Home > China-New Zealand Relations > Science & Technology
China Attaches Importance to Cooperative Efforts to Protect Migratory Birds Ambassador Wang Lutong visits Shorebird Protection Centre

On 20 March, Ambassador Wang Lutong visited the Miranda Shorebird Centre at the invitation of New Zealand Department of Conservation Director-General Mr Lou Sanson. Ambassador Wang observed the bar-tailed godwit, red knot and other shorebirds ready to fly to the Northern Hemisphere for the winter. The Ambassador also learnt about New Zealand's shorebird protection practices and discussed efforts to further strengthen cooperation between China and New Zealand to protect migratory birds with relevant national and local government bodies.
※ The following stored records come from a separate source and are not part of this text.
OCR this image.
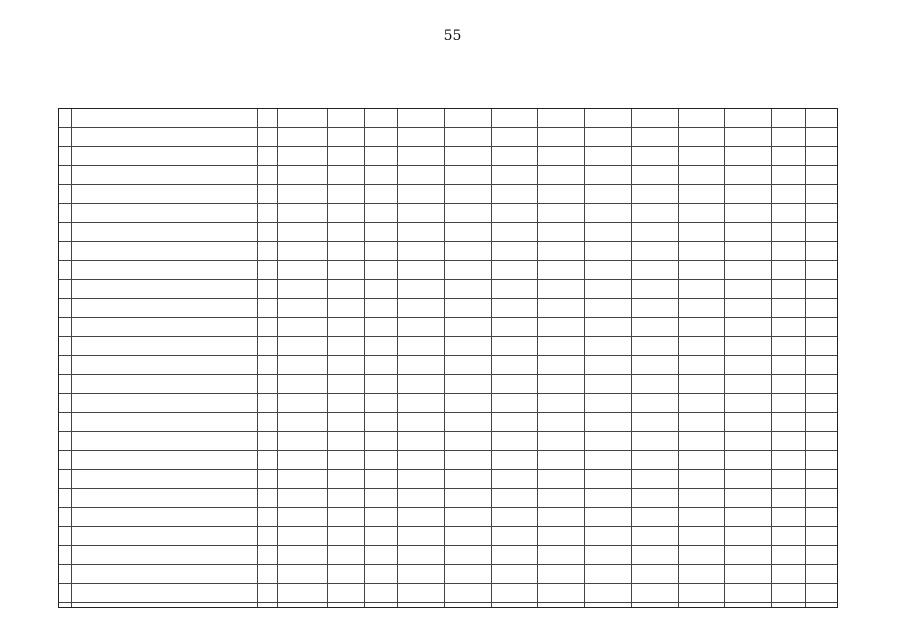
55
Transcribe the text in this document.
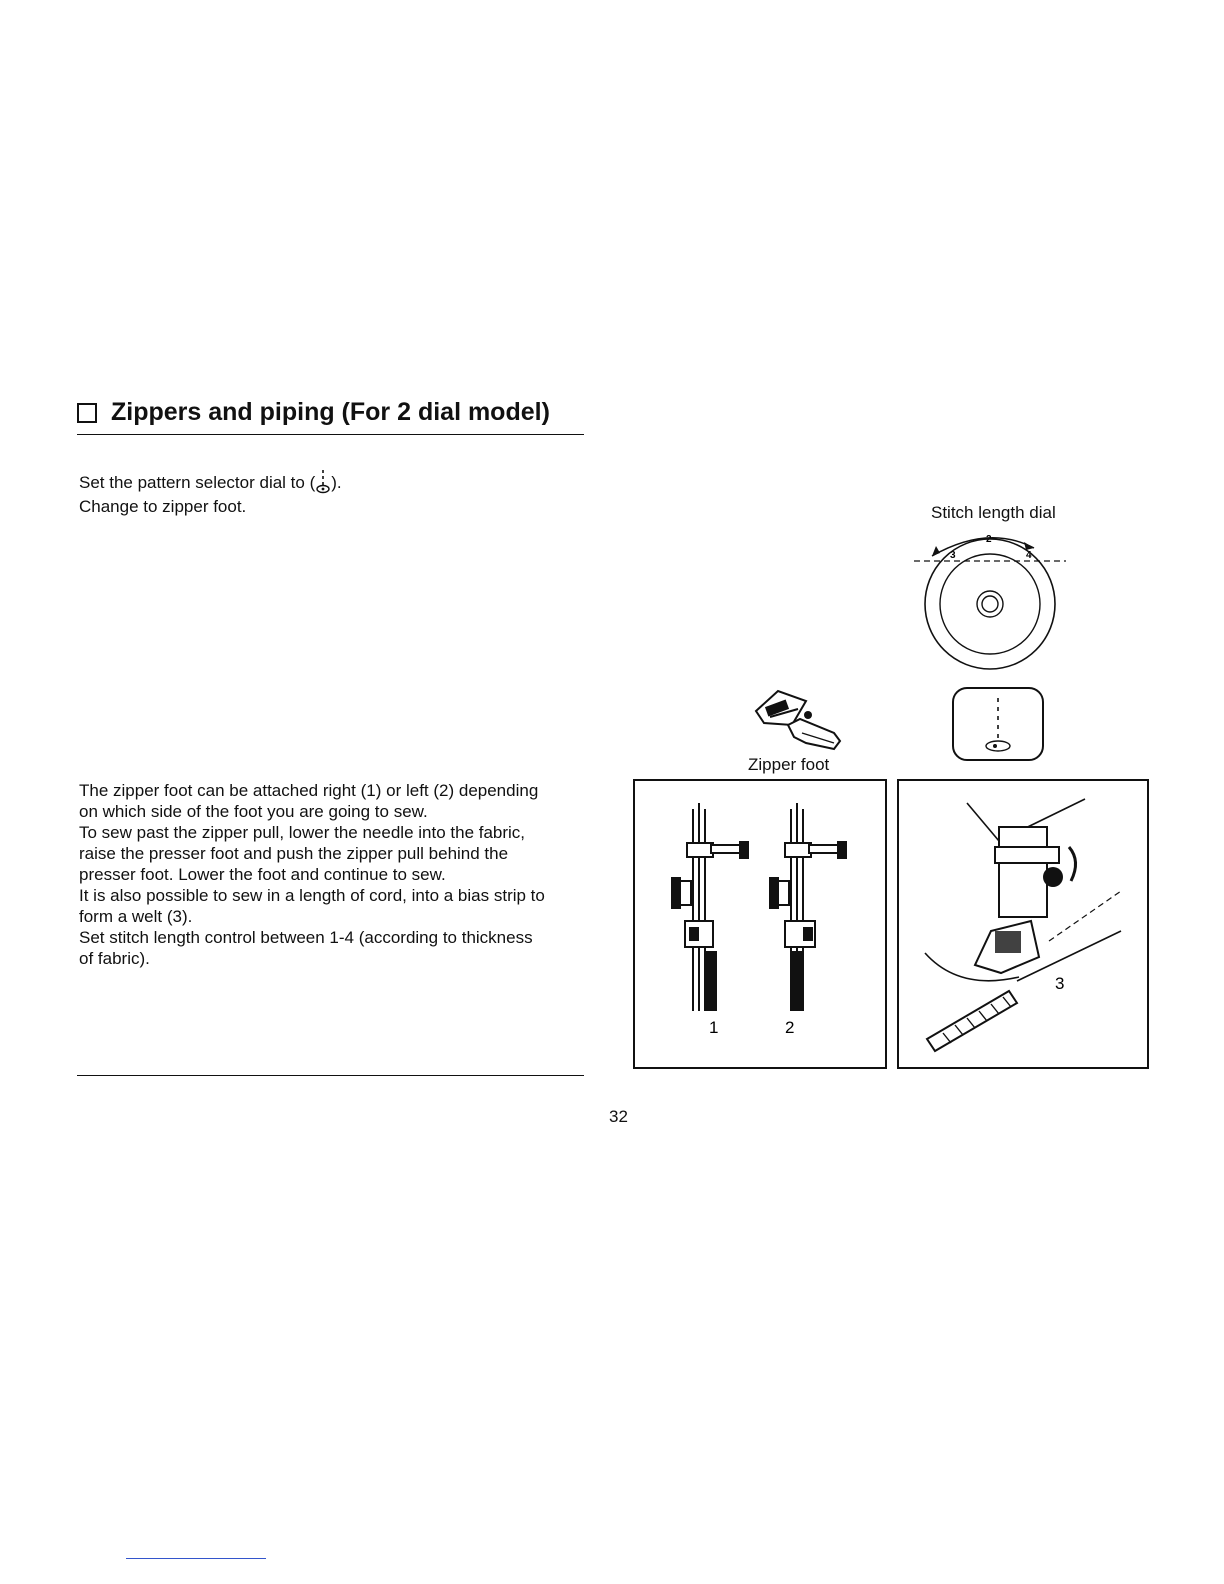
Zippers and piping (For 2 dial model)
Set the pattern selector dial to ( ).
Change to zipper foot.
The zipper foot can be attached right (1) or left (2) depending
on which side of the foot you are going to sew.
To sew past the zipper pull, lower the needle into the fabric,
raise the presser foot and push the zipper pull behind the
presser foot. Lower the foot and continue to sew.
It is also possible to sew in a length of cord, into a bias strip to
form a welt (3).
Set stitch length control between 1-4 (according to thickness
of fabric).
Stitch length dial
2
3	4
Zipper foot
1	2
3
32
Ambassador Wang noted that the Chinese government attaches great importance to ecological conservation and wildlife protection. The bar-tailed godwit plays an important role in Maori culture and is also considered a link between the Chinese and New Zealand people. Early in 2004, Yalu River National Nature Reserve of China signed a Sister Reserve Agreement with the Miranda Naturalists' Trust. The Yalu River Reserve has now become the second largest wetlands in China thanks to extensive efforts made by the local Chinese government and relevant departments. Ambassador Wang hoped that China and New Zealand can further strengthen exchanges and cooperation to protect migratory birds.

The bar-tailed godwit can fly non-stop for over 10,000 kilometers, enjoying a reputation as the 'World Champion for Long Distance Flying'. Every year, adult bar-tailed godwits depart from New Zealand in March, arriving in the Yellow Sea after a 7-8 day flight. After an approximately 6-week break to recover at the Yalu River National Nature Reserve and surrounding countries, they continue north to Alaska, U.S.A. to breed. They fly back to New Zealand direct in September-October for the winter.